La personne qui a signé les 76 ordre de virements internationaux n’est autre que RANARISON Tsilavo lui-même, le seul signataire de tous les comptes bancaires de la société CONNECTIC.  Pour ne pas être ridicule devant les enquêteurs, RANARISON Tsilavo ose affirmer péremptoirement qu’on peut  modifier les emails de google consultable en ligne : c’est acté dans les procès verbaux et consultable pour l’histoire des nouvelles technologies à Madagascar.

Les 76 virements internationaux sans contrepartie est la base de la plainte pour abus de biens sociaux

La base du dossier pénal est l’abus des biens sociaux par le virement des 72 virements internationaux sans contrepartie à la société française EMERGENT.

La plainte avec demande d’arrestation a été déposée chez le Procureur Général près de la Cour d’Appel par RANARISON Tsilavo le 20 juillet 2015

Malgré sa charge de travail le Procureur Général près de la Cour d’Appel PGCA a fait un soit -transmis à la police économique dès le 21 juillet 2015

Alors que le PGCA d’Antananarivo devrait transmettre le dossier chez le Procureur de la République

Le procureur général près de la Cour d’Appel d’Antananarivo n’a pas à traiter directement le dossier

Le supérieur hiérarchique ne peut pas se substituer à ce pouvoir propre du Procureur de la République

Il met en mouvement l’action publique en saisissant la juridiction d’instruction ou de jugement. La victime peut déclencher l’action publique en se constituant partie civile mais elle n’a pas le pouvoir de l’exercer. C’est donc un pouvoir propre du procureur (Art 40 et 41 CPP). Mais il peut le déléguer à ses substituts. Donc le procureur général et le garde des sceaux ne peuvent pas directement saisir une juridiction ou éviter qu’elle le soit.

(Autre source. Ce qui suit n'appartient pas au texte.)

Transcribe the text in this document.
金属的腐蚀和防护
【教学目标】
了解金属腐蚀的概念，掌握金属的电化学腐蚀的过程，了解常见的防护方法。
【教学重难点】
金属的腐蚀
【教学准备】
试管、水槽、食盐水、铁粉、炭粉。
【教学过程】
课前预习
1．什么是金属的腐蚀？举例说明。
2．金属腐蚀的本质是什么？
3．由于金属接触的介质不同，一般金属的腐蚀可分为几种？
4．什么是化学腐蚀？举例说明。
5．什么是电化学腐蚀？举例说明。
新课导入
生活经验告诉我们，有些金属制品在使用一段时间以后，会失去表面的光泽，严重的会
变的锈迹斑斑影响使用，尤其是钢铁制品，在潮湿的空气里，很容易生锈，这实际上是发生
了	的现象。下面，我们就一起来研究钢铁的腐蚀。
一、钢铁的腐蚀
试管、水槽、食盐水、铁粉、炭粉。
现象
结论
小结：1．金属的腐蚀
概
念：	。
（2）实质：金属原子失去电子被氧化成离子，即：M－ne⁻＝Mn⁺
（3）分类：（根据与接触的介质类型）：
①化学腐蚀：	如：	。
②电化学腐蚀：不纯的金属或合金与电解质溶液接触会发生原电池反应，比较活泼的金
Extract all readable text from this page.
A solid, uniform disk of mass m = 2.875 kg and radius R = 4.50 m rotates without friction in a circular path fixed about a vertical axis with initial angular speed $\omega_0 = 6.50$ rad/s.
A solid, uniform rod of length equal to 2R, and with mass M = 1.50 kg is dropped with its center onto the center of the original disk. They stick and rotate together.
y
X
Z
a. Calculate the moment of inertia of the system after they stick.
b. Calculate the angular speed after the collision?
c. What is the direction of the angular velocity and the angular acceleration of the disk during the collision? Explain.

Ils ne peuvent pas, non plus, donner des instructions directement aux substituts. La subordination hiérarchique est donc limitée ici. Le procureur de la République a une entière liberté. Cependant, il faut un procureur plutôt courageux pour aller contre l’avis de sa hiérarchie. A l’inverse, si le substitut fait un acte de procédure contraire à l’ordre du procureur, il n’est pas vicié puisque le ministère public est indivisible. Mais il s’expose à des sanctions disciplinaires. Quand la décision de poursuivre est prise, le procureur ne peut plus renoncer, l’action publique ne lui appartient plus. Mais si la poursuite se solde par une relaxe ou un non lieu sa responsabilité n’est pas engagée.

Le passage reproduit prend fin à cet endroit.